Я кивнула, не вдаваясь в подробности. Подробности ему известны. Они в моём личном деле, Игорь Огнев его, конечно же, читал. Что со мной сотворили и как это лечили, чем пришлось пожертвовать. Детской памятью о первых десяти годах жизни в том числе. Я попала на Соппат в годовалом возрасте и к моменту освобождения ничего уже не помнила о своих родителях или о другой родне, если была. А нести в себе всё то дерьмо, что пришлось там пережить… Увольте.
Не стало у меня этой памяти, и хорошо.
– Я был на Соппате, – задумчиво выговорил Игорь. – Мерзкая планета. Там был дикий, агрессивный, совершенно невменяемый Лес...
– И? – спросила я. – Что вы с ним сделали?..
– Сожгли, что же ещё… Но мне запомнилось одно дерево. Оно спаслось благодаря прятавшимся под ним детям– психокинетикам… Как эти дети там оказались, не знаю… сбежали, наверное, когда началась заваруха… И это дерево, единственное уцелевшее, торчало посреди выжженной в хлам равнины.

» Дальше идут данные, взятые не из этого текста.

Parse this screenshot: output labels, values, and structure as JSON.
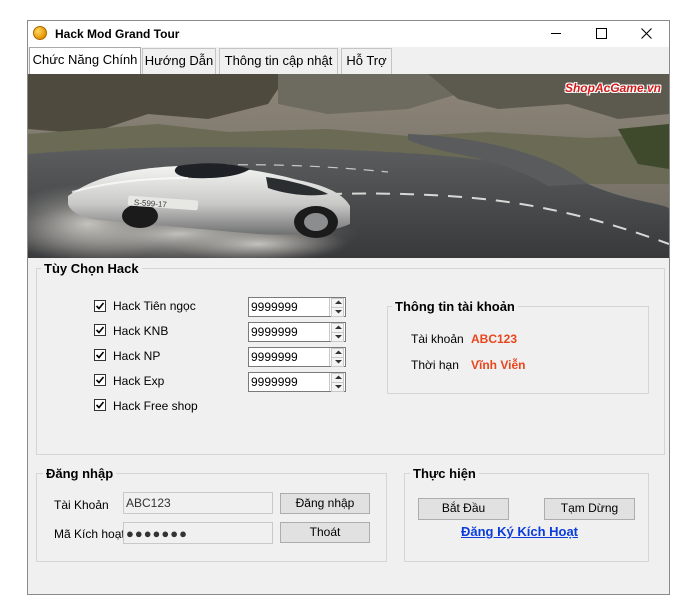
{
  "window": {
    "title": "Hack Mod Grand Tour",
    "controls": [
      "minimize-icon",
      "maximize-icon",
      "close-icon"
    ]
  },
  "tabs": [
    {
      "label": "Chức Năng Chính",
      "active": true
    },
    {
      "label": "Hướng Dẫn",
      "active": false
    },
    {
      "label": "Thông tin cập nhật",
      "active": false
    },
    {
      "label": "Hỗ Trợ",
      "active": false
    }
  ],
  "banner": {
    "watermark": "ShopAcGame.vn",
    "plate_text": "S-599-17"
  },
  "hack_options": {
    "title": "Tùy Chọn Hack",
    "items": [
      {
        "label": "Hack Tiên ngọc",
        "checked": true,
        "value": "9999999"
      },
      {
        "label": "Hack KNB",
        "checked": true,
        "value": "9999999"
      },
      {
        "label": "Hack NP",
        "checked": true,
        "value": "9999999"
      },
      {
        "label": "Hack Exp",
        "checked": true,
        "value": "9999999"
      },
      {
        "label": "Hack Free shop",
        "checked": true
      }
    ]
  },
  "account_info": {
    "title": "Thông tin tài khoản",
    "account_label": "Tài khoản",
    "account_value": "ABC123",
    "duration_label": "Thời hạn",
    "duration_value": "Vĩnh Viễn",
    "value_color": "#e8451b"
  },
  "login": {
    "title": "Đăng nhập",
    "account_label": "Tài Khoản",
    "account_value": "ABC123",
    "code_label": "Mã Kích hoạt",
    "code_value": "●●●●●●●",
    "login_button": "Đăng nhập",
    "exit_button": "Thoát"
  },
  "actions": {
    "title": "Thực hiện",
    "start_button": "Bắt Đầu",
    "pause_button": "Tạm Dừng",
    "register_link": "Đăng Ký Kích Hoạt",
    "link_color": "#0a3cdc"
  }
}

Перед глазами как вживую встало гигантское дерево с опалённой кроной, выжженная, спёкшаяся в стеклянистую чёрную массу земля… зеленовато– серое небо… страшный ветер, бьющий в лицо… и кислый привкус радиации на губах. Кожа подёрнулась гусиными пупырышами озноба.
Смех и весёлая возня умерли, едва начавшись.
– Что с тобой, Энн? – встревожено спросил Игорь?
Он, пирокинетик, так тонко чувствовал мои эмоции… Как телепат.
– Знаешь… – сказала я. – Кажется, именно это дерево мне снилось недавно.
– Покажи.
– Как? Ты же не телепат, Игорь.
– Линза, Энн. Линза, – он нетерпеливо прищёлкнул пальцами, подсказывая мне жест.
Линза. Этим приёмом мы пользовались, когда хотели показать картинку нетелепатам. Просто плёнка психокинетического поля, на которую наводится проекция мыслеобраза. Умение несложное, всех психокинетиков учат этому ещё в нежном возрасте.
Не знаю, что я ожидала. Всяко не того, что получилось.